Die Polizeigewerkschaften in Sachsen-Anhalt drängen auf eine grundlegende Debatte über die künftigen Aufgaben der Polizei. Angesichts anhaltender Personalknappheit sei eine Aufgabenkritik unumgänglich, erklärte Nancy Emmel, Landesvorsitzende der Gewerkschaft der Polizei (GdP). „Die Polizei muss von Aufgaben entlastet werden, die originär den Ordnungsämtern oder teilweise auch der Justiz zuzuschreiben sind oder den Gesundheitsämtern“, sagte Emmel.
Fehlende Präsenz auf der Straße
Durch die Übernahme fremder Aufgaben fehlten die Kollegen derzeit in der Präsenz auf der Straße, etwa als Regionalbereichsbeamte und direkte Ansprechpartner vor Ort oder für Streifenfahrten ohne konkreten Auftrag. Der Landesvorsitzende der Deutschen Polizeigewerkschaft (DPolG), Olaf Sendel, schlug vor, dass die Polizei bei Fußballspielen nur noch den Weg ins Stadion absichert, während die Sicherheit im Stadion wie bei Konzerten vom Veranstalter zu gewährleisten sei.

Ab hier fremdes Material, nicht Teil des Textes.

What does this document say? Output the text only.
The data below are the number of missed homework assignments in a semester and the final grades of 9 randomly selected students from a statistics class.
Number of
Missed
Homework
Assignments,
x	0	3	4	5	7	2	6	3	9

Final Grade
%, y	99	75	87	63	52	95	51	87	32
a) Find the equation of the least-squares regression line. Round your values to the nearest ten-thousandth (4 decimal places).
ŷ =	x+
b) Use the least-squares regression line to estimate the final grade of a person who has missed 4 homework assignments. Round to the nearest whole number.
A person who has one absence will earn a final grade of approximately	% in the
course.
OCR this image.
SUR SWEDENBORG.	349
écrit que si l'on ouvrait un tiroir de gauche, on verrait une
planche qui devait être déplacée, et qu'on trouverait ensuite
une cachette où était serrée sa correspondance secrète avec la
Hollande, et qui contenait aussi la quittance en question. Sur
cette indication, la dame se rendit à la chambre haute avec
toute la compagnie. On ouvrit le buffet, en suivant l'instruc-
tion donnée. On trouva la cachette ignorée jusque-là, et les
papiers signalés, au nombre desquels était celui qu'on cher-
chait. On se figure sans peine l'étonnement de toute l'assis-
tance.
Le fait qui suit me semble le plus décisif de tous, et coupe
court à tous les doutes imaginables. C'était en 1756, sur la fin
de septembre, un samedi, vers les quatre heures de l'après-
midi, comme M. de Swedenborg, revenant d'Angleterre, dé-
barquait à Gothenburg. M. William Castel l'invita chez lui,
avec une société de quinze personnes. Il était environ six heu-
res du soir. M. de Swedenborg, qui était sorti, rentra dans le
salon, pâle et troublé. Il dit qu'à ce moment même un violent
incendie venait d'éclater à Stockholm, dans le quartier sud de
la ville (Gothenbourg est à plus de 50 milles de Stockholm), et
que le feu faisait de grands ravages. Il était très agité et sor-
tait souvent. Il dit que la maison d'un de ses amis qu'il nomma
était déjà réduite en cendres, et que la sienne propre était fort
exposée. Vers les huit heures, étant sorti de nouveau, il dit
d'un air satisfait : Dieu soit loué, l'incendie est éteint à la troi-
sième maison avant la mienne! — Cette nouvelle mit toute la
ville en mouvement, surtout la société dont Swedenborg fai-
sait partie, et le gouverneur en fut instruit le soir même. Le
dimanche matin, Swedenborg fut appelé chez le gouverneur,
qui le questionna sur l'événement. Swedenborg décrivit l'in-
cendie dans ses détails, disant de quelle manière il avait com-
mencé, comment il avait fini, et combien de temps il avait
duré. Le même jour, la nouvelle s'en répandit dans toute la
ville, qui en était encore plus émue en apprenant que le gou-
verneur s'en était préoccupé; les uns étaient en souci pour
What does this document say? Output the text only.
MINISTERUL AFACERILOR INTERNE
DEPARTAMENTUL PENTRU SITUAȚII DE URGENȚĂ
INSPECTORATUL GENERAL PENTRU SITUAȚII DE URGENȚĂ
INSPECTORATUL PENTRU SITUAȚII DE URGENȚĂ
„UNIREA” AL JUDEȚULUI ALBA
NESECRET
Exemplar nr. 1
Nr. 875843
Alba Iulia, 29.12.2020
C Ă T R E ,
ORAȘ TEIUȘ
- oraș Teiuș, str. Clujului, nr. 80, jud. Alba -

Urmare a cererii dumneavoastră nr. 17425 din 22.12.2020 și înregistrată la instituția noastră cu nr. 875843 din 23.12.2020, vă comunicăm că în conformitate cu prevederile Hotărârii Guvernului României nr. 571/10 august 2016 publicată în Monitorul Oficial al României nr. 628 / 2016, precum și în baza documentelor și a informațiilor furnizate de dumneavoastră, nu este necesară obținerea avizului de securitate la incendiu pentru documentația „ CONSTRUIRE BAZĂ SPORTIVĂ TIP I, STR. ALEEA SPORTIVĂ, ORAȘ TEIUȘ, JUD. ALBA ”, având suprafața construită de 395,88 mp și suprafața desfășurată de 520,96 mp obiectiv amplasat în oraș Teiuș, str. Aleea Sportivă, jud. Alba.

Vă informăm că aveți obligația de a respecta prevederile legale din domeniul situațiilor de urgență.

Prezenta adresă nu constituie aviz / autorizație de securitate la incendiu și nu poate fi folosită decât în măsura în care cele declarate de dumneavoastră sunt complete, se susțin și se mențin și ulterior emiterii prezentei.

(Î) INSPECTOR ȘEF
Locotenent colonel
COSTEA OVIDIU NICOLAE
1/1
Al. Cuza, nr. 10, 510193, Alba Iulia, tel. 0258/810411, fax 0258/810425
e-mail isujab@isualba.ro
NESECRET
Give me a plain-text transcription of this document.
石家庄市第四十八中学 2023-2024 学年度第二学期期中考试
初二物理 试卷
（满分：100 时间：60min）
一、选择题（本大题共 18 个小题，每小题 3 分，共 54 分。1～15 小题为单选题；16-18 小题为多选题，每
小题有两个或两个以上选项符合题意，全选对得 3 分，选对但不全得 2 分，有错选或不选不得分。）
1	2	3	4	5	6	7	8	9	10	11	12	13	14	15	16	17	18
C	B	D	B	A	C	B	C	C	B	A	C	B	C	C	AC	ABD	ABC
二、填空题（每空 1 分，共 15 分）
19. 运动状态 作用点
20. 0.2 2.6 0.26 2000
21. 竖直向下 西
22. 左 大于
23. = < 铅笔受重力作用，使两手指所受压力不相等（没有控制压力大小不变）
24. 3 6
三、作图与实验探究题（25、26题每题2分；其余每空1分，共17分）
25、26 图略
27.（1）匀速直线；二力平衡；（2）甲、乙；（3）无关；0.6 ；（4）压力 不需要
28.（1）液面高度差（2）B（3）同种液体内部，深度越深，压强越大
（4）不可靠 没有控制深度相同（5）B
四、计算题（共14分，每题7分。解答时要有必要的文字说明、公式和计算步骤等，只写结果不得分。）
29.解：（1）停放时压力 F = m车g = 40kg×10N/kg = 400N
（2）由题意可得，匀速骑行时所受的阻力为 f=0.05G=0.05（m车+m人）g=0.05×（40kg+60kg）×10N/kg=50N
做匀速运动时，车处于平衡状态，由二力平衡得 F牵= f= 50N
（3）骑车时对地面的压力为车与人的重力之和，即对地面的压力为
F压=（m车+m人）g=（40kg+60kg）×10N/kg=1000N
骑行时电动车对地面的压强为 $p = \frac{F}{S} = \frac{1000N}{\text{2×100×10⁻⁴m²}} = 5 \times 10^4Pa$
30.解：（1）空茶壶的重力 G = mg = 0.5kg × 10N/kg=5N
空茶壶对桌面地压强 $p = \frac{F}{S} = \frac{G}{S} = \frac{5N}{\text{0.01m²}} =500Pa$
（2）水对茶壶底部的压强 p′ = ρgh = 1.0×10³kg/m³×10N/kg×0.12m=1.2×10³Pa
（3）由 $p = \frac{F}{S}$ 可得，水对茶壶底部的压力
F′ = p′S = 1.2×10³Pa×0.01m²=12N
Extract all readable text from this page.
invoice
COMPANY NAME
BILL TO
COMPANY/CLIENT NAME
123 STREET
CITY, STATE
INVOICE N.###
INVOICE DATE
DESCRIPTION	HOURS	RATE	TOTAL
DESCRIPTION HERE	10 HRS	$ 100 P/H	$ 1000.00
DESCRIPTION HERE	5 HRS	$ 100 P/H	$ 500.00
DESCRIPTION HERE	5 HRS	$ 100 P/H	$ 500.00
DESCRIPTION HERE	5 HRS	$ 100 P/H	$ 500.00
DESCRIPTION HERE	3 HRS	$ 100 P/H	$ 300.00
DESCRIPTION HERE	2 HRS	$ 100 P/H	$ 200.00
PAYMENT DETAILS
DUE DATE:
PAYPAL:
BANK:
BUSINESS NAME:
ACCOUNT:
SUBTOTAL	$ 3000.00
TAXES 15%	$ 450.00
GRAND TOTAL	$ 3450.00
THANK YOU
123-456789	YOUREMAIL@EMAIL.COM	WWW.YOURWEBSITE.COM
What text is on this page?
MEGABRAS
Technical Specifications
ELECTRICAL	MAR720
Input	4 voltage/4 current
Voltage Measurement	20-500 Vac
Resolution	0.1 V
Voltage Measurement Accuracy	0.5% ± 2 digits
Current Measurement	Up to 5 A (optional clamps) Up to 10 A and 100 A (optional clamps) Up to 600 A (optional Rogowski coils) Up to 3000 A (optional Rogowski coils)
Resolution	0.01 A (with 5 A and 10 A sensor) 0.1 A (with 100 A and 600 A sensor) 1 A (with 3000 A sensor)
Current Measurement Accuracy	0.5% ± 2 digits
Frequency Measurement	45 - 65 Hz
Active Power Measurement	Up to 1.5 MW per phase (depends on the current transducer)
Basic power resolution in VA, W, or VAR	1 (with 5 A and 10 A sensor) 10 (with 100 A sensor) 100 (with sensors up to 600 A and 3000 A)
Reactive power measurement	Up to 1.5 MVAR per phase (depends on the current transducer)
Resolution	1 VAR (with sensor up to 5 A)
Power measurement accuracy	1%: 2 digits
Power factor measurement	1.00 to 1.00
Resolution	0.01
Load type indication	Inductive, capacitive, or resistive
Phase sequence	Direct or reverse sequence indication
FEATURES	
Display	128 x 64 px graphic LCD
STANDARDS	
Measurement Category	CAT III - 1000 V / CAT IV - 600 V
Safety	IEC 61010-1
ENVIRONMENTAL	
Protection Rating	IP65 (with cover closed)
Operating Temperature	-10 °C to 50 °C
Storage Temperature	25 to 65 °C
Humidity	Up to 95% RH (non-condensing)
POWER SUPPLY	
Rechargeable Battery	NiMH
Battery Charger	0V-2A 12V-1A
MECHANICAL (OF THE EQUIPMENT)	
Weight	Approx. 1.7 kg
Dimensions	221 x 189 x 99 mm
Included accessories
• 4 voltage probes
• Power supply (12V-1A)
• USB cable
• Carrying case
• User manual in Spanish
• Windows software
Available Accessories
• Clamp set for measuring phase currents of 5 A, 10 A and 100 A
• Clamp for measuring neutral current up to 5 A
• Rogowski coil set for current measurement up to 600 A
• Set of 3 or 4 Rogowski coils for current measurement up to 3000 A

Synagogenüberwachung und Sicherheitsgefühl
Auch die Überwachung besonders schutzwürdiger Orte wie Synagogen müsse nicht zwingend durch die Polizei erfolgen. „Das kann auch ein Sicherheitsdienst übernehmen“, so Sendel. Kommunen sollten sich stärker darum kümmern, das Sicherheitsgefühl in sogenannten angstbesetzten Räumen zu erhöhen. Dies betreffe etwa ausreichende Beleuchtung auf Wegen, aber auch die Beseitigung von Müll.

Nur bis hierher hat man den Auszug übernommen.